Book Review: Strengths Based Leadership



I recently finished a book lent to me by a friend, Strengths Based Leadership by Tom Rath and Barry Conchie from the Gallup Press.

It has strong data-based analyses of what makes a leader Great, a Team exceptional, and a break-down on why it is that people follow.

Here are four things that I got out of the book.

1.) 4 Domains of Leadership Strength

Those are Executing, Influencing, Relationship Building, and Strategic Thinking. The moment I read this, I immediately made a prediction that I would be mostly a Strategic Thinking leader with maybe a little Influencing thrown in. As it turned out after I took the Strengthsfinder 2.0 Test, my top 5 Leadership Skills are:


Strategic Thinking:
   Input
   Analytical
   Intellection
   Learner

Influential:
   Competition

2.) Individuals need not be well rounded, but teams do.

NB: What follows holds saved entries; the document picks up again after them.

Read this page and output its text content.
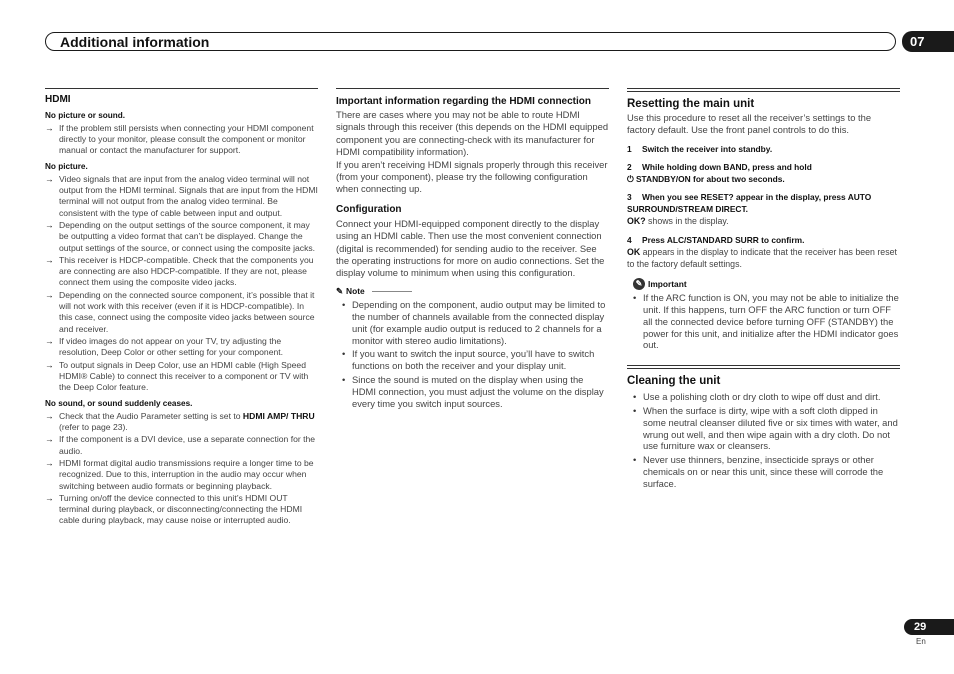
Additional information	07
HDMI
No picture or sound.
→ If the problem still persists when connecting your HDMI component directly to your monitor, please consult the component or monitor manual or contact the manufacturer for support.
No picture.
→ Video signals that are input from the analog video terminal will not output from the HDMI terminal. Signals that are input from the HDMI terminal will not output from the analog video terminal. Be consistent with the type of cable between input and output.
→ Depending on the output settings of the source component, it may be outputting a video format that can’t be displayed. Change the output settings of the source, or connect using the composite jacks.
→ This receiver is HDCP-compatible. Check that the components you are connecting are also HDCP-compatible. If they are not, please connect them using the composite video jacks.
→ Depending on the connected source component, it’s possible that it will not work with this receiver (even if it is HDCP-compatible). In this case, connect using the composite video jacks between source and receiver.
→ If video images do not appear on your TV, try adjusting the resolution, Deep Color or other setting for your component.
→ To output signals in Deep Color, use an HDMI cable (High Speed HDMI® Cable) to connect this receiver to a component or TV with the Deep Color feature.
No sound, or sound suddenly ceases.
→ Check that the Audio Parameter setting is set to HDMI AMP/ THRU (refer to page 23).
→ If the component is a DVI device, use a separate connection for the audio.
→ HDMI format digital audio transmissions require a longer time to be recognized. Due to this, interruption in the audio may occur when switching between audio formats or beginning playback.
→ Turning on/off the device connected to this unit’s HDMI OUT terminal during playback, or disconnecting/connecting the HDMI cable during playback, may cause noise or interrupted audio.
Important information regarding the HDMI connection
There are cases where you may not be able to route HDMI signals through this receiver (this depends on the HDMI equipped component you are connecting-check with its manufacturer for HDMI compatibility information).
If you aren’t receiving HDMI signals properly through this receiver (from your component), please try the following configuration when connecting up.
Configuration
Connect your HDMI-equipped component directly to the display using an HDMI cable. Then use the most convenient connection (digital is recommended) for sending audio to the receiver. See the operating instructions for more on audio connections. Set the display volume to minimum when using this configuration.
✎ Note
• Depending on the component, audio output may be limited to the number of channels available from the connected display unit (for example audio output is reduced to 2 channels for a monitor with stereo audio limitations).
• If you want to switch the input source, you’ll have to switch functions on both the receiver and your display unit.
• Since the sound is muted on the display when using the HDMI connection, you must adjust the volume on the display every time you switch input sources.
Resetting the main unit
Use this procedure to reset all the receiver’s settings to the factory default. Use the front panel controls to do this.
1 Switch the receiver into standby.
2 While holding down BAND, press and hold
⏻ STANDBY/ON for about two seconds.
3 When you see RESET? appear in the display, press AUTO SURROUND/STREAM DIRECT.
OK? shows in the display.
4 Press ALC/STANDARD SURR to confirm.
OK appears in the display to indicate that the receiver has been reset to the factory default settings.
✎ Important
• If the ARC function is ON, you may not be able to initialize the unit. If this happens, turn OFF the ARC function or turn OFF all the connected device before turning OFF (STANDBY) the power for this unit, and initialize after the HDMI indicator goes out.
Cleaning the unit
• Use a polishing cloth or dry cloth to wipe off dust and dirt.
• When the surface is dirty, wipe with a soft cloth dipped in some neutral cleanser diluted five or six times with water, and wrung out well, and then wipe again with a dry cloth. Do not use furniture wax or cleansers.
• Never use thinners, benzine, insecticide sprays or other chemicals on or near this unit, since these will corrode the surface.
29
En
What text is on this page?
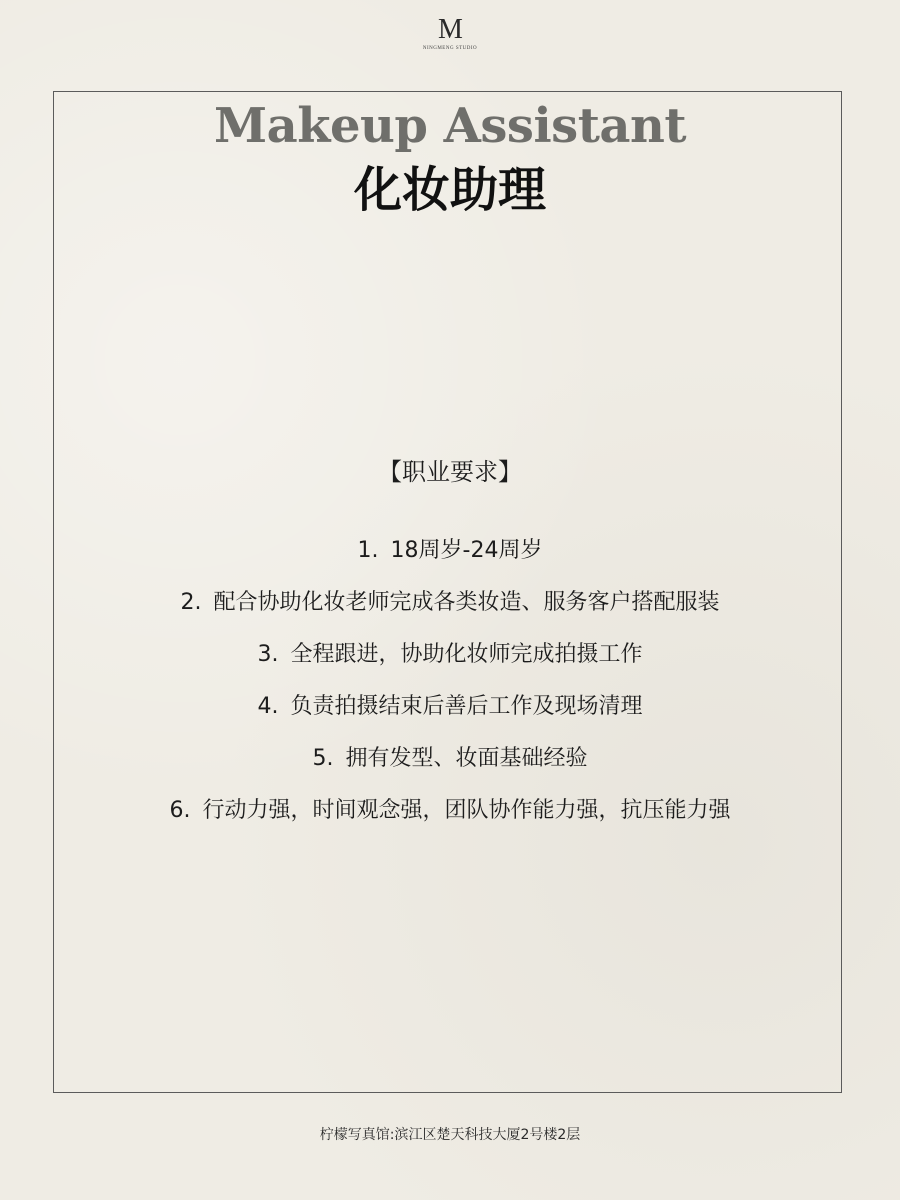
M
NINGMENG STUDIO
Makeup Assistant
化妆助理
【职业要求】
1. 18周岁-24周岁
2. 配合协助化妆老师完成各类妆造、服务客户搭配服装
3. 全程跟进，协助化妆师完成拍摄工作
4. 负责拍摄结束后善后工作及现场清理
5. 拥有发型、妆面基础经验
6. 行动力强，时间观念强，团队协作能力强，抗压能力强
柠檬写真馆:滨江区楚天科技大厦2号楼2层
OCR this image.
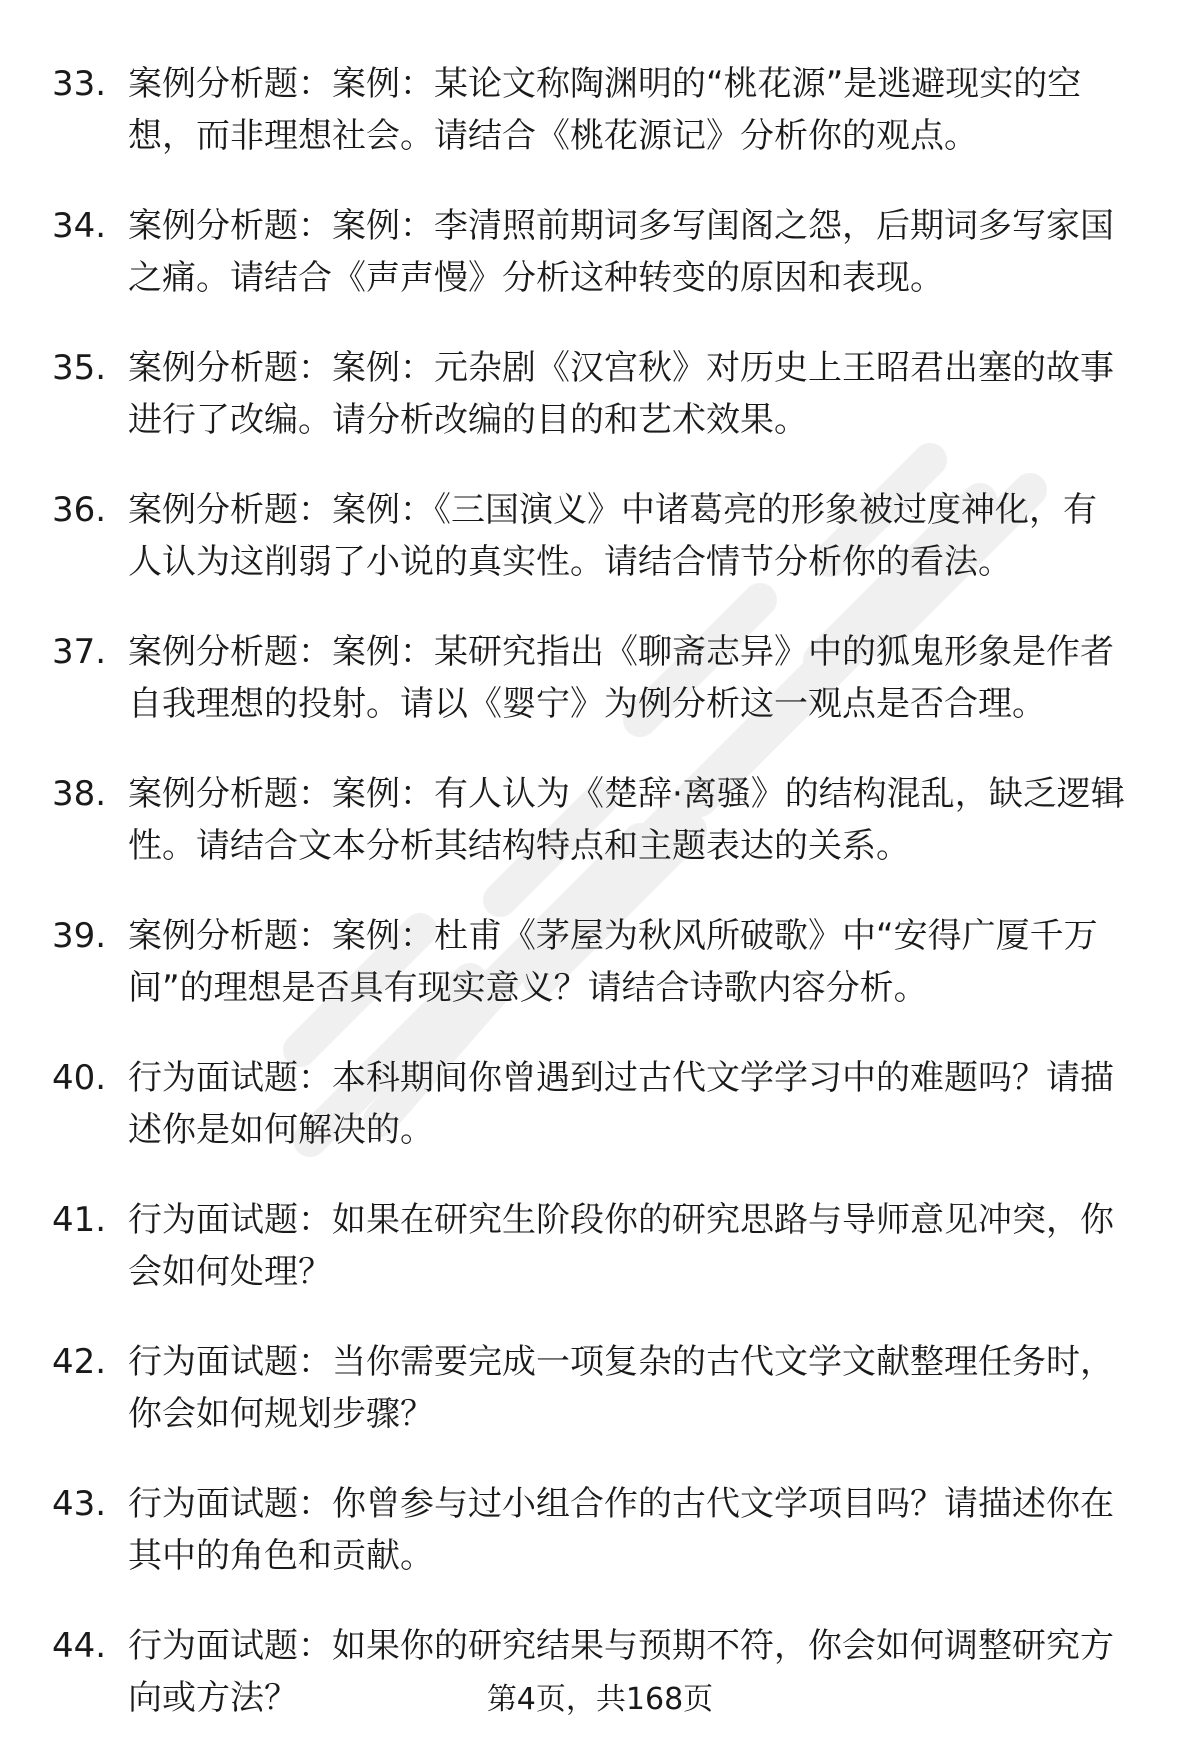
33. 案例分析题：案例：某论文称陶渊明的“桃花源”是逃避现实的空想，而非理想社会。请结合《桃花源记》分析你的观点。
34. 案例分析题：案例：李清照前期词多写闺阁之怨，后期词多写家国之痛。请结合《声声慢》分析这种转变的原因和表现。
35. 案例分析题：案例：元杂剧《汉宫秋》对历史上王昭君出塞的故事进行了改编。请分析改编的目的和艺术效果。
36. 案例分析题：案例：《三国演义》中诸葛亮的形象被过度神化，有人认为这削弱了小说的真实性。请结合情节分析你的看法。
37. 案例分析题：案例：某研究指出《聊斋志异》中的狐鬼形象是作者自我理想的投射。请以《婴宁》为例分析这一观点是否合理。
38. 案例分析题：案例：有人认为《楚辞·离骚》的结构混乱，缺乏逻辑性。请结合文本分析其结构特点和主题表达的关系。
39. 案例分析题：案例：杜甫《茅屋为秋风所破歌》中“安得广厦千万间”的理想是否具有现实意义？请结合诗歌内容分析。
40. 行为面试题：本科期间你曾遇到过古代文学学习中的难题吗？请描述你是如何解决的。
41. 行为面试题：如果在研究生阶段你的研究思路与导师意见冲突，你会如何处理？
42. 行为面试题：当你需要完成一项复杂的古代文学文献整理任务时，你会如何规划步骤？
43. 行为面试题：你曾参与过小组合作的古代文学项目吗？请描述你在其中的角色和贡献。
44. 行为面试题：如果你的研究结果与预期不符，你会如何调整研究方向或方法？	第4页，共168页
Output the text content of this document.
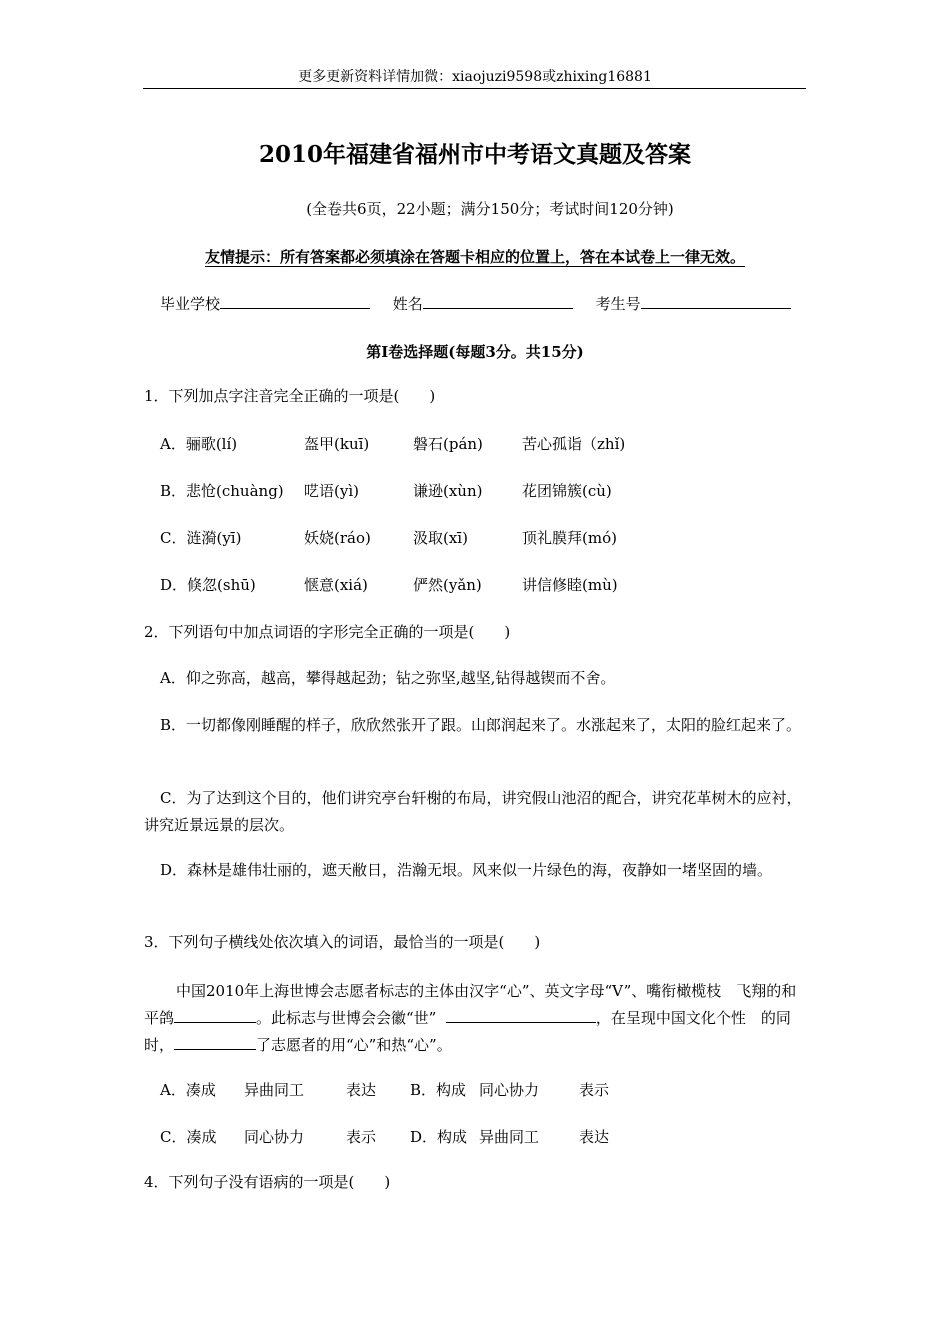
更多更新资料详情加微：xiaojuzi9598或zhixing16881
2010年福建省福州市中考语文真题及答案
(全卷共6页，22小题；满分150分；考试时间120分钟)
友情提示：所有答案都必须填涂在答题卡相应的位置上，答在本试卷上一律无效。
毕业学校	姓名	考生号
第Ⅰ卷选择题(每题3分。共15分)
1．下列加点字注音完全正确的一项是(　　)
A．骊歌(lí)	盔甲(kuī)	磐石(pán)	苦心孤诣（zhǐ)
B．悲怆(chuàng) 呓语(yì)	谦逊(xùn)	花团锦簇(cù)
C．涟漪(yī)	妖娆(ráo)	汲取(xī)	顶礼膜拜(mó)
D．倏忽(shū)	惬意(xiá)	俨然(yǎn)	讲信修睦(mù)
2．下列语句中加点词语的字形完全正确的一项是(　　)
A．仰之弥高，越高，攀得越起劲；钻之弥坚,越坚,钻得越锲而不舍。
B．一切都像刚睡醒的样子，欣欣然张开了跟。山郎润起来了。水涨起来了，太阳的脸红起来了。
C．为了达到这个目的，他们讲究亭台轩榭的布局，讲究假山池沼的配合，讲究花革树木的应衬，讲究近景远景的层次。
D．森林是雄伟壮丽的，遮天敝日，浩瀚无垠。风来似一片绿色的海，夜静如一堵坚固的墙。
3．下列句子横线处依次填入的词语，最恰当的一项是(　　)
中国2010年上海世博会志愿者标志的主体由汉字“心”、英文字母“V”、嘴衔橄榄枝　飞翔的和平鸽	。此标志与世博会会徽“世”	，在呈现中国文化个性　的同时，	了志愿者的用“心”和热“心”。
A．凑成 异曲同工	表达 B．构成 同心协力	表示
C．凑成 同心协力	表示 D．构成 异曲同工	表达
4．下列句子没有语病的一项是(　　)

This is self explanatory, I've always known that my natural inclination to want to fill up a team with a bunch of stat-nerds and math-geeks is potentially self-destructive.

3.) Members of strong teams are as committed to their personal lives as they are their professional lives.

Some individuals have the impression that as long as you work hard you can be lazy at home and live a good life. Alternatively, they view their work as a chore that sucks the energy out of them and so when their attention is brought to their personal lives, their own mindset hamstrings their ability to live with natural happiness. Mindset is everything.

4.) Followers Four Basic Needs

Trust, Compassion, Stability, Hope.
I tend to think of how other people act unempathetically due to my high IQ. I am socially awkward in any type of new or unpracticed situation. That being said, having large statistical studies to understand what drives followers is useful to someone like myself. 


I would rate this book an arbitrary:
B

The book is incredibly data-driven and fact-based, but it lacks any kind of emotional drive to action and their example stories of successful people who used their Strengthsfinder strengths wasn't a very compelling persuasion attempt. I was disappointing to find that there was only about 100 pages of actually book material, despite the book being about 300 pages. The rest of the book was mostly explanations, data, research, and references. It would have been more fitting to fit all of this information into a more compact paper and release it into the community that way. But hey, Money has got to be made somehow.